Doradza, żeby pełnomocnicy, którzy rozważają złożenie takiego pozwu wstrzymali się do czasu usunięcia rozbieżności. Z kolei jeśli sprawa jest już w sądzie, warto złożyć wniosek o odroczenie postępowania. Nie będzie on dla sądu wiążący, ale z doświadczeń Rzecznika Finansowego wynika, że w podobnych sytuacjach sędziowie przychylali się do wniosku.
– Uważam, że Izba Kontroli Nadzwyczajnej i Spraw Publicznych, nie powinna procedować kolejnych wniosków w tego typu sprawach. Tym bardziej, że w praktyce jej decyzja definitywnie odbiera prawo do zadośćuczynienia osobom, które bardzo tych środków potrzebują – mówi Mariusz Jerzy Golecki.

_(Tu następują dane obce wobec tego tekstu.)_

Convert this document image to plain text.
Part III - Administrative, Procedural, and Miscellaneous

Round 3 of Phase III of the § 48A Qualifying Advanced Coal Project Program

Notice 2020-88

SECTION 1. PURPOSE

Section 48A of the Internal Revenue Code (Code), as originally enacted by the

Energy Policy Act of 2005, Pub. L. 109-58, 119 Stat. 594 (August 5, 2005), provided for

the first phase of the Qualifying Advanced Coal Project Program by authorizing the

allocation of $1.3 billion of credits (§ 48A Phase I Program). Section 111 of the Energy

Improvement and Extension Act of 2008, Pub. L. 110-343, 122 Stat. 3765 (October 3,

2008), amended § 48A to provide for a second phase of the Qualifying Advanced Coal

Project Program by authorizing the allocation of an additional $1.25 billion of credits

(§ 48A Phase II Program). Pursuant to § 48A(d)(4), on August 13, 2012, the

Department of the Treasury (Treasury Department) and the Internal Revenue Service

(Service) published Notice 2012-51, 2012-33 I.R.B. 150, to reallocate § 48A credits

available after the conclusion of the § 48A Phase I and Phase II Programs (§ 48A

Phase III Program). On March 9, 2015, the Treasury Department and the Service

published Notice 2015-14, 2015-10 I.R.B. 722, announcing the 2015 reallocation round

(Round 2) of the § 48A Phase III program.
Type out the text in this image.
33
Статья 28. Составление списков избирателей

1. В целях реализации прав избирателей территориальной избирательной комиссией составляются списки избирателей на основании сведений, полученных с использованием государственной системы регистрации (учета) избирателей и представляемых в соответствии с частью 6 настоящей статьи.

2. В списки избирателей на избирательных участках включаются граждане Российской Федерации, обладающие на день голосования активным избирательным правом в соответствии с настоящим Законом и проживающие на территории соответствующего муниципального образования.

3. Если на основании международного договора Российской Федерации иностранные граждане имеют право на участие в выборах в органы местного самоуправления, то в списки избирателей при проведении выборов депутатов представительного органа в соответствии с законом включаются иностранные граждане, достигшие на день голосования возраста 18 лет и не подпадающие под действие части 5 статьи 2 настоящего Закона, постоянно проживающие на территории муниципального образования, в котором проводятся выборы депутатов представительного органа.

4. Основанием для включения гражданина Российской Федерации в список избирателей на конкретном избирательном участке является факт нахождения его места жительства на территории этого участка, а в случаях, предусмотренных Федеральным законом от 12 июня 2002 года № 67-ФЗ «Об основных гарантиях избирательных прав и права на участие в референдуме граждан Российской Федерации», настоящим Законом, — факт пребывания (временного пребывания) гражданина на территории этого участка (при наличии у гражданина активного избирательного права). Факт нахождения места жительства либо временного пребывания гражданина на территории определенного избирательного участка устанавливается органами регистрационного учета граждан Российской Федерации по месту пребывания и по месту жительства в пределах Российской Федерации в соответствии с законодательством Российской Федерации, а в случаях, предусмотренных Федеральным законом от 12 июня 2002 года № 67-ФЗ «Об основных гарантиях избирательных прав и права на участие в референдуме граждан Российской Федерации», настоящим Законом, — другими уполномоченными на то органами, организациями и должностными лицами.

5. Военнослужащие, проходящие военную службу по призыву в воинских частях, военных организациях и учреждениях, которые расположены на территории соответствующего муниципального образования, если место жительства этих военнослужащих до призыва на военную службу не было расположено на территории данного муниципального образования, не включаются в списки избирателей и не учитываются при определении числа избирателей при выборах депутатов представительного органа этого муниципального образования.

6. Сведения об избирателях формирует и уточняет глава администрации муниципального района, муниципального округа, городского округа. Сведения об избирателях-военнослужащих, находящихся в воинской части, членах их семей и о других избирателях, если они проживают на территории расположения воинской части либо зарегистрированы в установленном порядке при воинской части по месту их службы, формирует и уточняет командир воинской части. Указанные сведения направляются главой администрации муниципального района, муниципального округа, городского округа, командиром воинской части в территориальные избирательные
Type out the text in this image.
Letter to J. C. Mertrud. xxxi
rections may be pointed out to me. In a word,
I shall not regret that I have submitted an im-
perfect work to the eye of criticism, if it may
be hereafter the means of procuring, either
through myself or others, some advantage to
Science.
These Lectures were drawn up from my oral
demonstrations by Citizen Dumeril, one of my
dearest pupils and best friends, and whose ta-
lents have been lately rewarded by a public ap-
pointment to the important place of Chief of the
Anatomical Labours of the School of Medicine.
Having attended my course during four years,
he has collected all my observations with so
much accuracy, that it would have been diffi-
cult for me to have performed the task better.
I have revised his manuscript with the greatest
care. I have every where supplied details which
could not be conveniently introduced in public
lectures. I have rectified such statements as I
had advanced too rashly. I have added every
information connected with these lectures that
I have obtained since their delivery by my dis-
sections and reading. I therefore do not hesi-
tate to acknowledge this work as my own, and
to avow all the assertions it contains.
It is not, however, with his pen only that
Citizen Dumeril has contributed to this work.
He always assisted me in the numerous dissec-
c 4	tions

Zwraca uwagę, że choć teoretycznie to zadośćuczynienie dla osób bliskich poszkodowanego, to w praktyce każde środki są przeznaczane na opiekę nad samym poszkodowanym, bo środki przyznawane przez ubezpieczycieli są często niewystarczające. Warto przypomnieć, że niektóre zakłady ubezpieczeń odmawiają wypłaty odszkodowań z tytułu nieodpłatnej opieki osoby bliskiej nad poszkodowanym np. w wypadku komunikacyjnym. Tymczasem zdaniem Rzecznik Finansowego i części sądów takie odmowy są niezasadne. Dlatego, Rzecznik zwrócił się maju 2019 r. do Sądu Najwyższego z wnioskiem o rozstrzygnięcie rozbieżności w orzecznictwie na tym tle.
Jak najszybsze rozstrzygnięcie rozbieżności jest szczególnie istotne, gdyż chodzi tu o przypadki obejmujące tzw. stany terminalne czy wegetatywne, czyli takie w których poszkodowany żyje, ale nie ma z nim żadnego kontaktu lub kontakt ten jest mocno ograniczony, a leczenie nie rokuje znaczącej poprawy. Rodzina takich osób, często nie ma sił i środków na sądową walkę z ubezpieczycielem. W obecnych warunkach dodatkowo ryzykuje, że w razie przegranej może być zmuszona pokryć koszty procesowe poniesione przez ubezpieczyciela.